An interview with a stranger: Terry Whitebeach
by Fran Knight
Dubbing herself a 'stranger in a strange land', the current May
Gibb's Fellowship recipient, Tasmanian author, Terry Whitebeach, has
found that her recipe for writing in the quietness and solitude of
the apartment in Norwood has included visits to the Art Gallery and
Botanic Gardens, as well as the odd lunch. Today we met at Cafe Ivy
on Norwood Parade to discuss her body of work and its motivating
forces.
Terry's body of work includes two poetry collections, Bird Dream,
and All the Shamans Work in Safeway, an indigenous life
history, The Versatile Man, radio plays for ABC's Airplay,
as well as reviews and essays published in journals. With two young
adult novels also behind her (Watersky
(1998) and Bantam
(2002) as well as two bilingual picture books, When I was a Boy
in Sudan and When I was a Girl in Sudan (2014)), Terry
is currently working on a novel for younger readers, a niche market
which is undernourished.
In this multicultural country, Terry has met and taught many
refugees in adult literacy classes. These people surely must be the
epitome of a 'stranger in a strange land', having to cope with a
different culture, language and ethos, often after many difficult
years spent in refugee camps.
Whilst working in adult literacy, she met her Sudanese colleague
Sarafino Enadio, and has worked with him to create four books. The
first to be published were a pair of bilingual picture books for
Sudanese as well as English speaking readers, with the aim of
Sudanese and Australian children developing a better understanding
of each other. These picture books depict the traditional life of
children in Sudan.
Sarafino's ten years in a refugee camp were the catalyst for a young
adult novel, Obulejo, Trouble Tomorrow, on which Terry and
Sarafino also collaborated, after visiting South Sudan together in
2012. In 2014 they published an account of Sarafino's life, A
Little Peace, a South Sudanese Refugee Story.

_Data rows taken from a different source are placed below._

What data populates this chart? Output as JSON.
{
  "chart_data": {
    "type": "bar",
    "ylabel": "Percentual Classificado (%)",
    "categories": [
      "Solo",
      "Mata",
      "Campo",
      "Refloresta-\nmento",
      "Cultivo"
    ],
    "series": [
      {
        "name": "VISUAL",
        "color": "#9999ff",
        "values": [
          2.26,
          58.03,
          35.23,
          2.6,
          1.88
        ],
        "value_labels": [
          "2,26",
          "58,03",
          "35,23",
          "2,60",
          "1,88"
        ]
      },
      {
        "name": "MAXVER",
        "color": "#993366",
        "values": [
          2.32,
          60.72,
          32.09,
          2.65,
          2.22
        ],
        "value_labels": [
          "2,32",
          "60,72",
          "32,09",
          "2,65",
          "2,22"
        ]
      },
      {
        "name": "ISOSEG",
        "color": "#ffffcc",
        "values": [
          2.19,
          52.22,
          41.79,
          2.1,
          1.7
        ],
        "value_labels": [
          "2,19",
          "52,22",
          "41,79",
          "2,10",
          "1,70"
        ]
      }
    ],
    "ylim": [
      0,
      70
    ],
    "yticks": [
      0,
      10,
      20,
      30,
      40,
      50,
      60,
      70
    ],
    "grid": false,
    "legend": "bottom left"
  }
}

But Paper Chains is what she is working on while in
Adelaide. A novel for younger readers, it is the story of the
adventures of six sisters. As with all her novels, it began with an
imaginary conversation. This time between a set of sisters. When
Terry first 'overheard' the sisters talking to each other she felt
compelled to begin to write down their conversations. At first it
felt a little like eavesdropping, but Terry nevertheless continued
to listen in.
I asked Terry if she had any difficulties writing from a female
perspective, as her young adult books all have had male leads. None,
she explained; she was brought up in a family of six girls, so has a
rich resource from which to draw her ideas.
Although Terry was not forthcoming with many details of this new
book, while in Adelaide she will further flesh out the story she
feels she must write, of six sisters and their hair-raising
adventures, and the way they face and overcome difficulties together
and win through. The title of her new book, Paper Chains
came to her as an image of a string female figures joined yet
individual: its significance will become more apparent as the
narrative develops.
As an author concerned with marginalised and silenced or excluded
groups and individuals, speculation about the threads of her new
novel have tantalised me and I look forward to reading it.